46ème Missive - L'essentiel c'est le luxe

07/02/2022

Comme si la vie eut été tout à coup plongée dans un révélateur, la pandémie aurait mis en lumière des réalités jusqu'ici indiscernables. Des gens, tenez-vous bien, se seraient aperçus qu'ils vivaient dans un logement minable, bruyant ou trop petit. Les mêmes auraient pris conscience qu'avant le télétravail ils n'étaient jamais chez eux, ne voyaient pas leur famille et s'épuisaient dans des navettes infernales. Il est permis de se demander à quoi ces individus réfléchissaient avant que l'épidémie ne leur donne l'alerte.

A moins que tout cela ne soit que de la mousse faite autour d'une petite réalité sans ampleur ni conséquences. Devant une page blanche il faut bien se mettre à narrer une histoire. Il suffit souvent d'inventer un sujet pour qu'il prenne corps. On nous a même expliqué que tous ces citadins soudain conscients de leur mal-être se seraient rués dans des zones vertes ou bleues et que l'immobilier croulerait sous les demandes. On nous montre, on nous fait contempler, des familles qui ont quitté la grande ville et sont ravis, contents, comblés d'habiter désormais un trou perdu. Saluons cette émouvante métamorphose mais combien sont-ils dans ce cas ? Peut-être pas davantage que les autres années. Si ce mouvement avait une réalité massive, le prix d'un appartement à Paris, Lyon ou Bordeaux devrait s'effondrer et on construirait alors les villes à la campagne, Alphonse Allais serait déclaré prophète.

Où vais-je ou bien où veux-je en venir après un tel détour ?

Eh bien voilà. Si ce phénomène d'une ruée pandémique vers la campagne est comme je le soupçonne une honnête création médiatique partie de presque rien, nous sommes devant une performance au sens de l'art contemporain. Des performeurs (les journalistes et les relogés au vert) et des spectateurs (téléspectateurs et auditeurs) vivent une expérience commune, l'art et la vie se fondent, tous participent à ce moment d'éclosion d'une pure fable.

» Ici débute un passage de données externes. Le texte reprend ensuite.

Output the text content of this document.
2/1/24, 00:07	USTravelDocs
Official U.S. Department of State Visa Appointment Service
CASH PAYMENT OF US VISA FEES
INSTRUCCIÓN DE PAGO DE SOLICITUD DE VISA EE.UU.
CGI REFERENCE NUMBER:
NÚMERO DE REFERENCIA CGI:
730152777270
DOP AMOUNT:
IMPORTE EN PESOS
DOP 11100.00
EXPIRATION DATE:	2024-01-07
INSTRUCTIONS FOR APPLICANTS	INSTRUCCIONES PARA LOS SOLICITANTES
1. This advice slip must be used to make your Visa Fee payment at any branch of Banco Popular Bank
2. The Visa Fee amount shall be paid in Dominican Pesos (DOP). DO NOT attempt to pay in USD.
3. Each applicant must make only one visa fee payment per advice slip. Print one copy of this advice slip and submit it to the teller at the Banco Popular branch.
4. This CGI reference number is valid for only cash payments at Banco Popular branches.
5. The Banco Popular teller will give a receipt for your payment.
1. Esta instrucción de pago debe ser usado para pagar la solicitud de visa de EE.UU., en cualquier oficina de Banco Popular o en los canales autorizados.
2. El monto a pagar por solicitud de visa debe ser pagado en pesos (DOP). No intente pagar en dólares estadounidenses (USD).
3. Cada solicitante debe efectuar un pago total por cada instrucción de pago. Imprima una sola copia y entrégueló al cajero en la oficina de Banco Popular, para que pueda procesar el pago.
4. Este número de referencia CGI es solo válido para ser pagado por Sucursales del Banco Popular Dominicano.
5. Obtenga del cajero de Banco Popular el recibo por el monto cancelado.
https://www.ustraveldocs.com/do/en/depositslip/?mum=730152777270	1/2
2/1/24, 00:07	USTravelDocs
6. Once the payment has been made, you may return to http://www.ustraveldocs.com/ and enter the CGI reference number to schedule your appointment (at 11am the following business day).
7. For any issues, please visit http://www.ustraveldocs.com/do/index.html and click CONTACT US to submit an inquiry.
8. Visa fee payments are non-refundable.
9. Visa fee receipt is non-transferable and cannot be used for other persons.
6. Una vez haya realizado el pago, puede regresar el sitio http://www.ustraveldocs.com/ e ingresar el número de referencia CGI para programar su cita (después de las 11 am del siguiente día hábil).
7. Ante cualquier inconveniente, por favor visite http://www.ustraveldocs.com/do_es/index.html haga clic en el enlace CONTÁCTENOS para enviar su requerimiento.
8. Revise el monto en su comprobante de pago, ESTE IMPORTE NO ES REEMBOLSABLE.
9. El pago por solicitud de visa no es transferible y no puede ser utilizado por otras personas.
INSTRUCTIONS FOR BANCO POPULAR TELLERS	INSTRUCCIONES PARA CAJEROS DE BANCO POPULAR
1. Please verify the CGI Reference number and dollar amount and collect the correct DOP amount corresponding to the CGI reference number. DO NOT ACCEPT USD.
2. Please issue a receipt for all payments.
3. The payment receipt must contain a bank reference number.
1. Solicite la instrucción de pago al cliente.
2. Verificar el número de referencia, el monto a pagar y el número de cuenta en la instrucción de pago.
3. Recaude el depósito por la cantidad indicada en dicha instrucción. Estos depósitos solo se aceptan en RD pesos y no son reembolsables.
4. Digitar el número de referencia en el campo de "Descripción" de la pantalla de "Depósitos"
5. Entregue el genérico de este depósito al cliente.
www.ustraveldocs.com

Ce grand détour pour en venir au fait que la création, l'invention, la fiction ou l'art qu'il soit nul ou qu'il touche au génie ont besoin d'une occurrence pour exister, la force d'un évènement moteur leur est nécessaire. La pandémie, j'y reviens, à cloitrer le monde pour éviter les clusters . Désœuvrée une partie de la population – une partie seulement- ne savait quoi faire de son temps. Des artistes sont nés de ça, des gens ont pris plaisir à peindre, photographier, s'adonner à l'origami, la couture, le chant, la musique... Certains n'en doutons pas ont révélé un vrai talent voire une vraie vocation. Aucun évènement pourtant ne viendra magnifier leurs créations.

Il n'y aura pas de Salon des Covid-Opus qui réunirait les plus belles, plus intrigantes ou singulières réalisations. Il ne s'ouvrira pas une exposition des photographies monacales des mois confinés. Tous ces travaux seront perdus. Sans évènement pour les mettre en scène, les œuvres artistiques s'éteignent sitôt produites. L'art a besoin des autres.

L'art est moins essentiel que manger, dormir, être soigné ... l'Art est plutôt un luxe et ce qui fait le bonheur c'est le luxe, quelles que soient les définitions que l'on donne individuellement à ce mot.

Les lieux d'exposition artistique, comme les jardins publics et les parcs devraient submerger les villes... les fuyards y retourneraient peut-être.